Tracy K. Dennison: “Four legs good, two legs bad”: Inequality in Russia in Historical Perspective

Date: 

Monday, November 9, 2015, 12:00pm to 1:45pm

Location: 

CGIS South-020, 1730 Cambridge St.
Note location this week

Tracy Dennison, Professor of Social Science History, California Institute of Technology.

With oligarchs, Party elites, or aristocratic overlords on the one hand, and impoverished masses on the other, inequality in Russia has always taken deeper and more structural forms than in Western-style social democracies.

This talk focuses on imperial Russia, and examines inequality as the result of an institutional context in which a weak state is forced to make concessions to powerful corporate entities to enable it to carry out its basic functions.

This institutional equilibrium has, over many centuries, undermined tentative developments toward a rule of law, distorted or prevented economic development, and created conditions in which corruption is so deep-seated as to exclude any possibility of a level playing field.  

About the speaker

Tracy Dennison is a Professor of Social Science History at CalTech whose research interests encompass economic history and social science history, with a focus on pre-revolutionary Russia and Eastern Europe, demographic history, institutions and economic growth, and history of ideas about peasant societies.

Dennison is interested in how society worked in the past and how societal rules affected the decisions of ordinary people.
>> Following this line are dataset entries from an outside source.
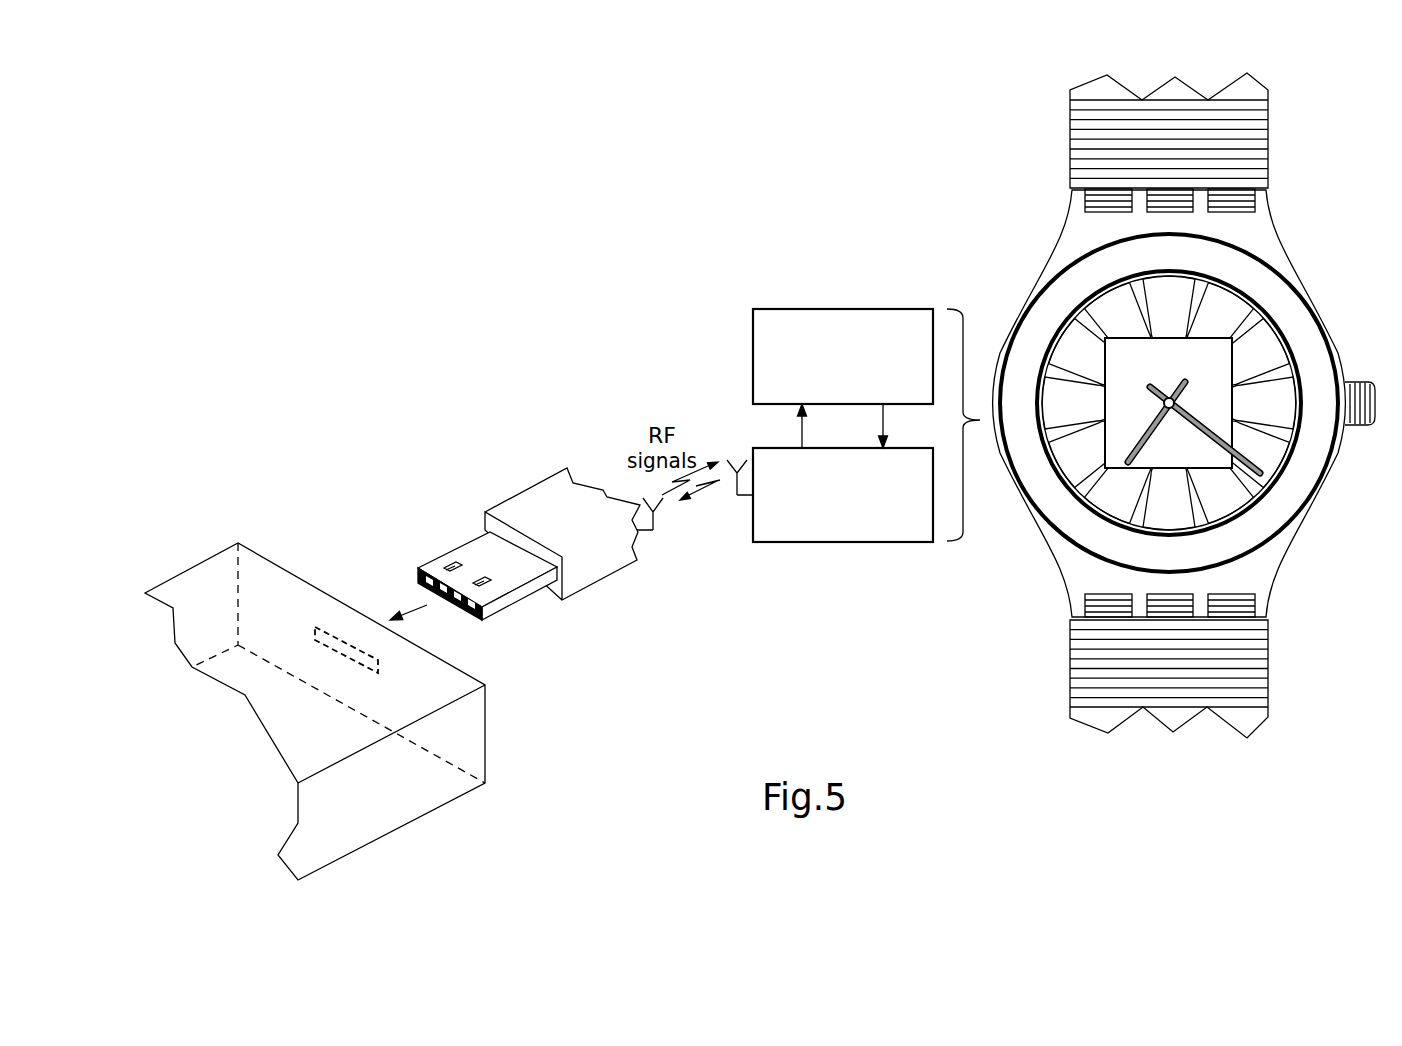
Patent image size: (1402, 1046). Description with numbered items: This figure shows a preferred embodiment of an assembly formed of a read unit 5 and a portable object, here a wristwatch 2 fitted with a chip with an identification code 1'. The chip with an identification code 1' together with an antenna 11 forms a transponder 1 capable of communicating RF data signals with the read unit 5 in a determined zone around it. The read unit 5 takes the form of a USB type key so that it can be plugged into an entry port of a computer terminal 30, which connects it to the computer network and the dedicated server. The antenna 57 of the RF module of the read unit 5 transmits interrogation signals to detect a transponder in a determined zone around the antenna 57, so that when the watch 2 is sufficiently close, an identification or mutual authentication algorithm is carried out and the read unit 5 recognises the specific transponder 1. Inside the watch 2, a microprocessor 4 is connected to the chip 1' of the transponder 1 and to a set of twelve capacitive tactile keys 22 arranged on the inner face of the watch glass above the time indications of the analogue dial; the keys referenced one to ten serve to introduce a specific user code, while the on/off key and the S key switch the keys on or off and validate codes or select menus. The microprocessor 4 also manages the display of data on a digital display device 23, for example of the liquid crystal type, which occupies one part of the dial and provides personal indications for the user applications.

The transponder 1 is at (855, 457).
The chip with an identification code 1' is at (843, 520).
The wristwatch 2 is at (1184, 405).
The microprocessor 4 is at (852, 320).
The read unit 5 is at (507, 510).
The antenna 11 is at (745, 497).
The tactile keys 22 is at (1283, 388).
The digital display device 23 is at (1240, 412).
The computer terminal 30 is at (295, 588).
The antenna of the RF module of the read unit 57 is at (653, 533).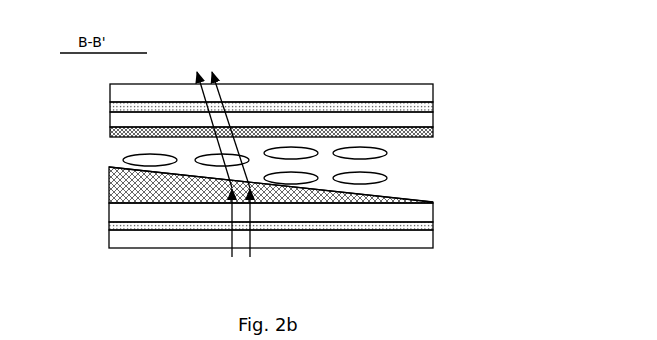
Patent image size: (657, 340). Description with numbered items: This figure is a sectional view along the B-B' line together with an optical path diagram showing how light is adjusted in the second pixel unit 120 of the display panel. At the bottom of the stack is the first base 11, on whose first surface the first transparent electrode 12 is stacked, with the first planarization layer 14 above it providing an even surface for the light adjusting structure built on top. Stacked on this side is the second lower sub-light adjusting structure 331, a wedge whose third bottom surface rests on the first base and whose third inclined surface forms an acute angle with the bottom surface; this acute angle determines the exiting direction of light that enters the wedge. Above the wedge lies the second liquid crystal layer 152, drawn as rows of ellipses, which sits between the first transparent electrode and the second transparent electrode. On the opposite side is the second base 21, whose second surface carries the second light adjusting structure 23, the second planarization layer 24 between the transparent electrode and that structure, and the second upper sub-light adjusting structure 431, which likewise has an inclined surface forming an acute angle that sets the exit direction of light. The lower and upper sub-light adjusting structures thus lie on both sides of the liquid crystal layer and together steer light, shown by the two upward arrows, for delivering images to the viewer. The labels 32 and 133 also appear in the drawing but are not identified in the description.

The second pixel unit 120 is at (281, 50).
The second base 21 is at (110, 84).
The second light adjusting structure 23 is at (110, 102).
The third layer 32 is at (110, 112).
The second planarization layer 24 is at (110, 127).
The second upper sub-light adjusting structure 431 is at (108, 139).
The second liquid crystal layer 152 is at (443, 168).
The second lower sub-light adjusting structure 331 is at (109, 190).
The inclined surface 133 is at (394, 195).
The first planarization layer 14 is at (110, 208).
The first transparent electrode 12 is at (110, 226).
The first base 11 is at (110, 246).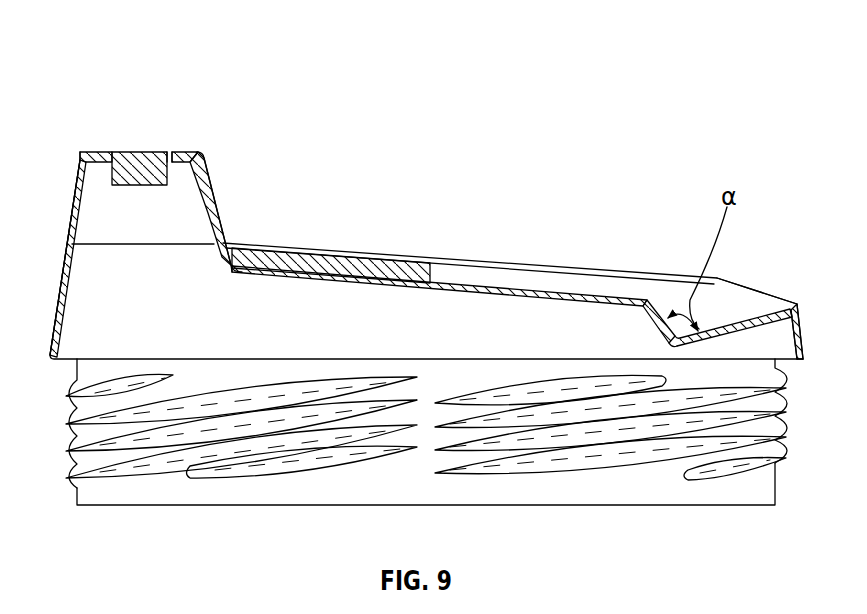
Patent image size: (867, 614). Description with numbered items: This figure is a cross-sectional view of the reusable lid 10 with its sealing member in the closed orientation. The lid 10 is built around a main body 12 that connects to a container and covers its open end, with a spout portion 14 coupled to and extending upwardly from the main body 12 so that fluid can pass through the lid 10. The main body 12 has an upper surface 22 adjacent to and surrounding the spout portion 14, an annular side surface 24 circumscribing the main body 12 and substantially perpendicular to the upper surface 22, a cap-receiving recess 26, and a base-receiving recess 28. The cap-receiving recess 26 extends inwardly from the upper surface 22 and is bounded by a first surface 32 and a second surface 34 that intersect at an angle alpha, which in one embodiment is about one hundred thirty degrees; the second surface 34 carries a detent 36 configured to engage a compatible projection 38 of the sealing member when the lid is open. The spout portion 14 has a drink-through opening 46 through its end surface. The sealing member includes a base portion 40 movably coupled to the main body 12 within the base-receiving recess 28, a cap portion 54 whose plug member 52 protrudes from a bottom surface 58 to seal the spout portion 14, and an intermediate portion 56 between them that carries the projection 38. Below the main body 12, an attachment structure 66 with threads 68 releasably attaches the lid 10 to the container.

The lid 10 is at (106, 46).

She investigates how premodern institutions such as states, communities, and corporative entities influenced economic, social, and demographic behavior.

Her research has centered on the role of households, communities, and landlords in the Russian rural economy under serfdom. In particular, Dennison has studied the role of landlords' policies, especially the quasi-formal legal systems established by some wealthy landlords that made it possible for their serfs to conduct property and credit transactions despite their ambiguous legal status. This subject was explored in her 2011 book, The Institutional Framework of Russian Serfdom (Cambridge University Press).

Among Dennison's current projects is an investigation (with Sheilagh Ogilvie at the University of Cambridge) of the relationship between institutions and marriage patterns in premodern Europe. She is also working on a new book about the political economy of imperial Russia, examining serfdom and emancipation in the context of state capacity and fiscal reform. Dennison eventually intends to expand her analysis of institutions to include Russian rural society in the post-emancipation period, exploring the nature and extent of institutional change in the Russian countryside after the 1861 Emancipation Act, as well as the terms of the act itself and the motivations behind it.

Her awards include the W. Bruce Lincoln Book Prize for best first monograph (2012), the Henry A. Wallace Award for best book on non-U.S. agricultural history (2012), and the Economic History Society's First Monograph Prize in Economic and/or Social History (2012). She also received a National Science Foundation Award for the Imperial Russian Incomes Project (2010–2011) as part of the Global Price and Income History Group.